Reviewed by Tony Zurlo (Nigeria 1965–66)

    COMMUNITY DEVELOPMENT WORK is probably the toughest job assignment for Peace Corps Volunteers. Most of the time, they face huge obstacles: the people’s abject poverty, distrust of government, and suspicions of Volunteers’ motives. Add in a revolution, and we have the conditions Joseph Zuiker faced from 1965 to 1967 in the Dominican Republic.
         Zuiker’s memoir provides an intimate account of his efforts to stimulate self-help projects in and around Santiago de la Cruz, near the Haitian border. He spent his first year meeting hundreds of families, fostering friendships with influential villagers, and gaining the trust of the people.
         In his final year, Zuiker managed to inspire and coax people into action. His incredible energy and tireless trips to authorities to neutralize bureaucracy continued to prop up the spirits of the villagers. They attended planning meetings, hauled sand from rivers and streams, retrieved stones from rocky hill sides, sliced down heavy vegetation in jungles, cut down trees in forests, dug foundations, and poured concrete. By the end of his tour, the small village of Campeche had completed a road so the farmers could truck their crops out and bring in supplies.

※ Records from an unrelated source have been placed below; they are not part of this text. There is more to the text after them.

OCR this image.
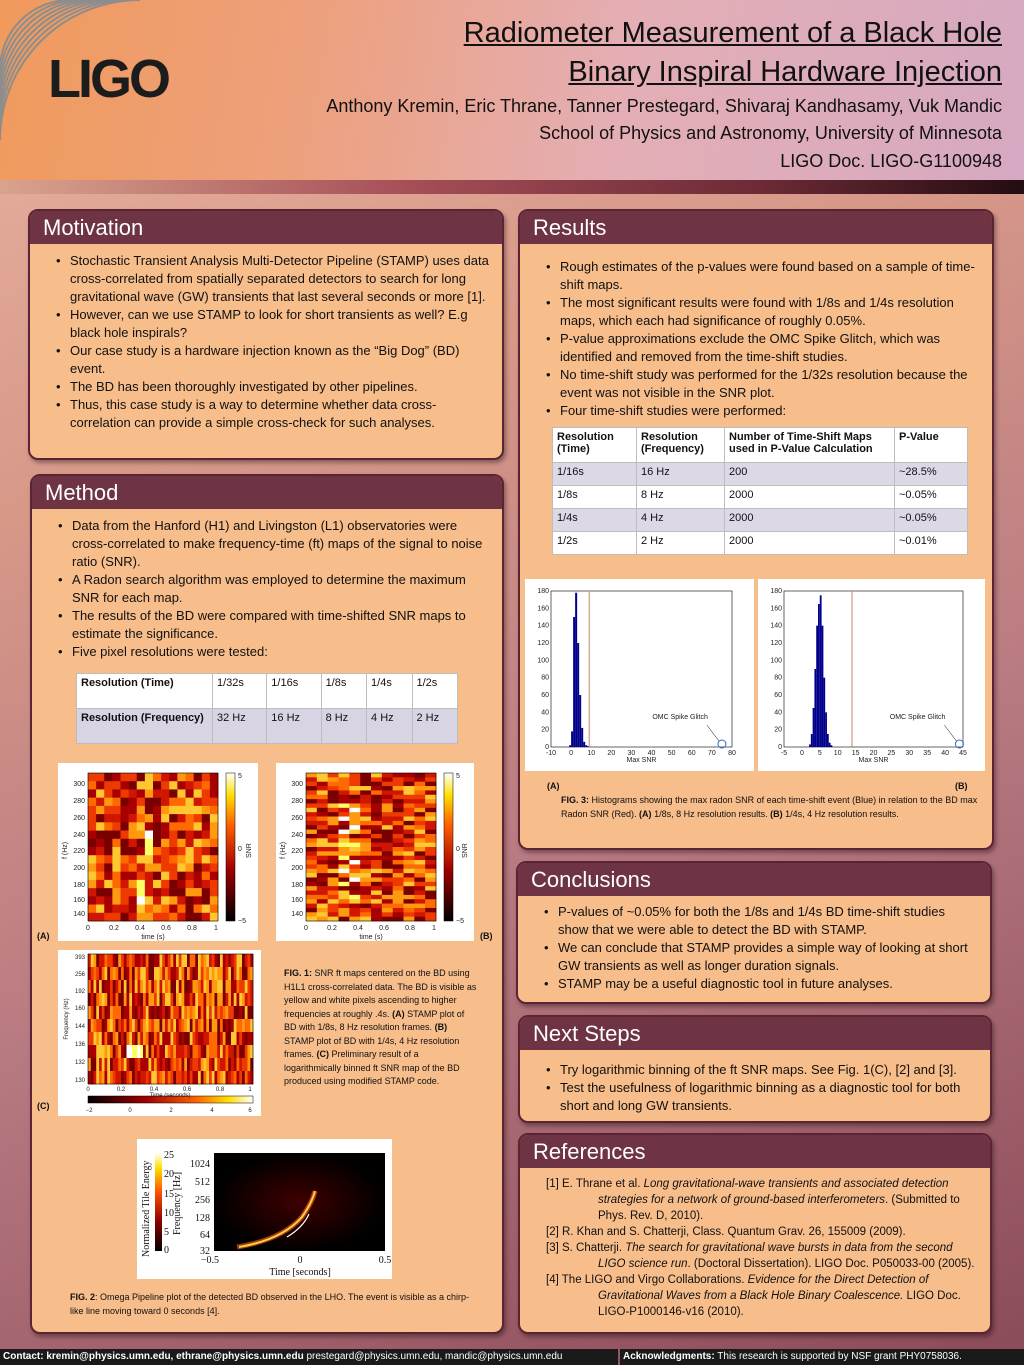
LIGO
Radiometer Measurement of a Black Hole
Binary Inspiral Hardware Injection
Anthony Kremin, Eric Thrane, Tanner Prestegard, Shivaraj Kandhasamy, Vuk Mandic
School of Physics and Astronomy, University of Minnesota
LIGO Doc. LIGO-G1100948
Motivation
• Stochastic Transient Analysis Multi-Detector Pipeline (STAMP) uses data cross-correlated from spatially separated detectors to search for long gravitational wave (GW) transients that last several seconds or more [1].
• However, can we use STAMP to look for short transients as well? E.g black hole inspirals?
• Our case study is a hardware injection known as the “Big Dog” (BD) event.
• The BD has been thoroughly investigated by other pipelines.
• Thus, this case study is a way to determine whether data cross-correlation can provide a simple cross-check for such analyses.
Method
• Data from the Hanford (H1) and Livingston (L1) observatories were cross-correlated to make frequency-time (ft) maps of the signal to noise ratio (SNR).
• A Radon search algorithm was employed to determine the maximum SNR for each map.
• The results of the BD were compared with time-shifted SNR maps to estimate the significance.
• Five pixel resolutions were tested:
Resolution (Time)	1/32s	1/16s	1/8s	1/4s	1/2s
Resolution (Frequency)	32 Hz	16 Hz	8 Hz	4 Hz	2 Hz
300
280
260
240
220
200
180
160
140
0	0.2 0.4 0.6 0.8 1
time (s)
5
0
−5
f (Hz)	SNR
300
280
260
240
220
200
180
160
140
0	0.2 0.4 0.6 0.8 1
time (s)
5
0
−5
f (Hz)	SNR
(A)	(B)
393
256
192
160
144
136
132
130
0	0.2	0.4	0.6	0.8	1
Time (seconds)
−2	0	2	4	6
Frequency (Hz)
(C)
FIG. 1: SNR ft maps centered on the BD using H1L1 cross-correlated data. The BD is visible as yellow and white pixels ascending to higher frequencies at roughly .4s. (A) STAMP plot of BD with 1/8s, 8 Hz resolution frames. (B) STAMP plot of BD with 1/4s, 4 Hz resolution frames. (C) Preliminary result of a logarithmically binned ft SNR map of the BD produced using modified STAMP code.
25
20
15
10
5
0
1024
512
256
128
64
32
−0.5	0	0.5
Time [seconds]
Normalized Tile Energy Frequency [Hz]
FIG. 2: Omega Pipeline plot of the detected BD observed in the LHO. The event is visible as a chirp-like line moving toward 0 seconds [4].
Results
• Rough estimates of the p-values were found based on a sample of time-shift maps.
• The most significant results were found with 1/8s and 1/4s resolution maps, which each had significance of roughly 0.05%.
• P-value approximations exclude the OMC Spike Glitch, which was identified and removed from the time-shift studies.
• No time-shift study was performed for the 1/32s resolution because the event was not visible in the SNR plot.
• Four time-shift studies were performed:
Resolution (Time)	Resolution (Frequency)	Number of Time-Shift Maps used in P-Value Calculation	P-Value
1/16s	16 Hz	200	~28.5%
1/8s	8 Hz	2000	~0.05%
1/4s	4 Hz	2000	~0.05%
1/2s	2 Hz	2000	~0.01%
OMC Spike Glitch
-10 0 10 20 30 40 50 60 70 80
0
20
40
60
80
100
120
140
160
180
Max SNR
OMC Spike Glitch
-5 0 5 10 15 20 25 30 35 40 45
0
20
40
60
80
100
120
140
160
180
Max SNR
(A)	(B)
FIG. 3: Histograms showing the max radon SNR of each time-shift event (Blue) in relation to the BD max Radon SNR (Red). (A) 1/8s, 8 Hz resolution results. (B) 1/4s, 4 Hz resolution results.
Conclusions
• P-values of ~0.05% for both the 1/8s and 1/4s BD time-shift studies show that we were able to detect the BD with STAMP.
• We can conclude that STAMP provides a simple way of looking at short GW transients as well as longer duration signals.
• STAMP may be a useful diagnostic tool in future analyses.
Next Steps
• Try logarithmic binning of the ft SNR maps. See Fig. 1(C), [2] and [3].
• Test the usefulness of logarithmic binning as a diagnostic tool for both short and long GW transients.
References
[1] E. Thrane et al. Long gravitational-wave transients and associated detection strategies for a network of ground-based interferometers. (Submitted to Phys. Rev. D, 2010).
[2] R. Khan and S. Chatterji, Class. Quantum Grav. 26, 155009 (2009).
[3] S. Chatterji. The search for gravitational wave bursts in data from the second LIGO science run. (Doctoral Dissertation). LIGO Doc. P050033-00 (2005).
[4] The LIGO and Virgo Collaborations. Evidence for the Direct Detection of Gravitational Waves from a Black Hole Binary Coalescence. LIGO Doc. LIGO-P1000146-v16 (2010).
Contact: kremin@physics.umn.edu, ethrane@physics.umn.edu prestegard@physics.umn.edu, mandic@physics.umn.edu	Acknowledgments: This research is supported by NSF grant PHY0758036.
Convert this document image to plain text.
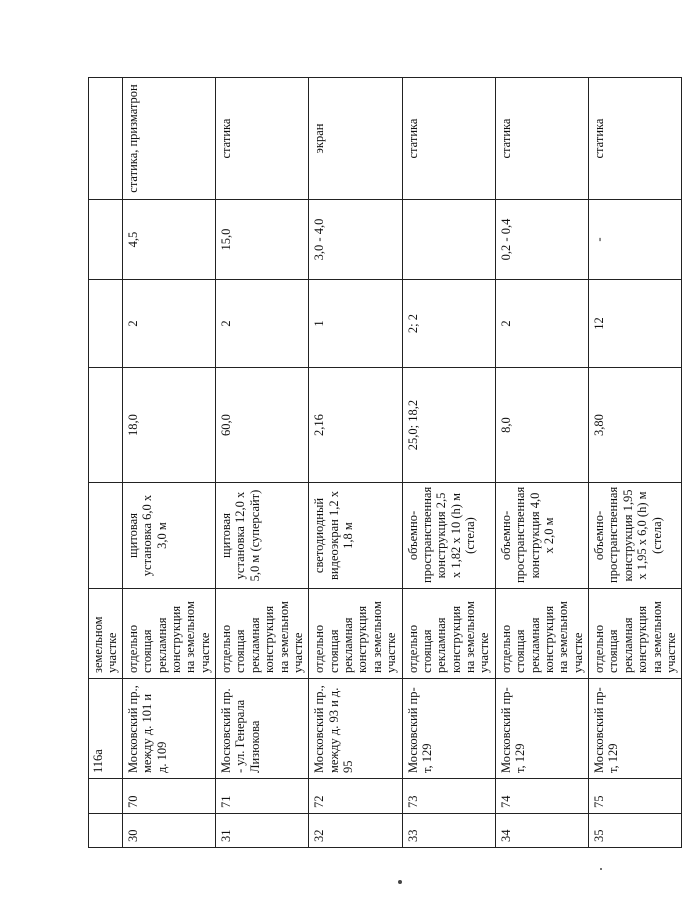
		116а	земельном участке					
30	70	Московский пр., между д. 101 и д. 109	отдельно стоящая рекламная конструкция на земельном участке	щитовая установка 6,0 х 3,0 м	18,0	2	4,5	статика, призматрон
31	71	Московский пр. - ул. Генерала Лизюкова	отдельно стоящая рекламная конструкция на земельном участке	щитовая установка 12,0 х 5,0 м (суперсайт)	60,0	2	15,0	статика
32	72	Московский пр., между д. 93 и д. 95	отдельно стоящая рекламная конструкция на земельном участке	светодиодный видеоэкран 1,2 х 1,8 м	2,16	1	3,0 - 4,0	экран
33	73	Московский пр-т, 129	отдельно стоящая рекламная конструкция на земельном участке	объемно-пространственная конструкция 2,5 х 1,82 х 10 (h) м (стела)	25,0; 18,2	2; 2		статика
34	74	Московский пр-т, 129	отдельно стоящая рекламная конструкция на земельном участке	объемно-пространственная конструкция 4,0 х 2,0 м	8,0	2	0,2 - 0,4	статика
35	75	Московский пр-т, 129	отдельно стоящая рекламная конструкция на земельном участке	объемно-пространственная конструкция 1,95 х 1,95 х 6,0 (h) м (стела)	3,80	12	-	статика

And his home village of Santiago de la Cruz had built a new school building with several classrooms.
         From a literary point of view, there are plenty of points to criticize in this book. It is not polished writing. Actually, Joseph Zuiker did not write it himself. His father wrote it after listening to his son talk about his experiences. Another problem is Zuiker’s use of stereotypes that diminish the vitality of his story. He writes about one villager, “Like many Latins he was quite a ladies man.” About an important woman in the village, he declares, “[S]he could explode like many Latin Americans.”
         Awkward phrases and exaggerations also detract from the story’s effectiveness. “Every car had a life story to tell,” really means the person in the car has a story. On one page he says that “A publico is a car,” and soon after he describes publicos as people: “Where I had cussed out the publicos after my first ride, I now knew that few of them owned their own cars.”
         But this book stands as a testament to Zuiker’s determination and maturity as a PCV. To lead people to higher accomplishments, leaders need to understand group dynamics. They must gain the trust and cooperation of a wide range of people. Zuiker quickly became a master of organizing and inspiring group action. From this experience, Zuiker returned to the United States an adept leader.

    Tony Zurlo is a writer/educator living in Arlington, Texas, with poetry and short fiction published in more than seventy five journals, magazines, and anthologies including recent issues of Red River Review, November 3rd Club, Open Window, All Info About Poetry, VerbSap, and in The Cynic. He also has published nonfiction books on Vietnam, China, Hong Kong, Japan, Japanese Americans, West Africa, Algeria, and Syria. His Op-eds and reviews have appeared in the Fort Worth Star-Telegram, Democrats.US, Peace Corps Writers, Online Journal, Writers Against the War, Dissident Voice, and OpEd News. He is currently finishing a book about the U.S. Congress.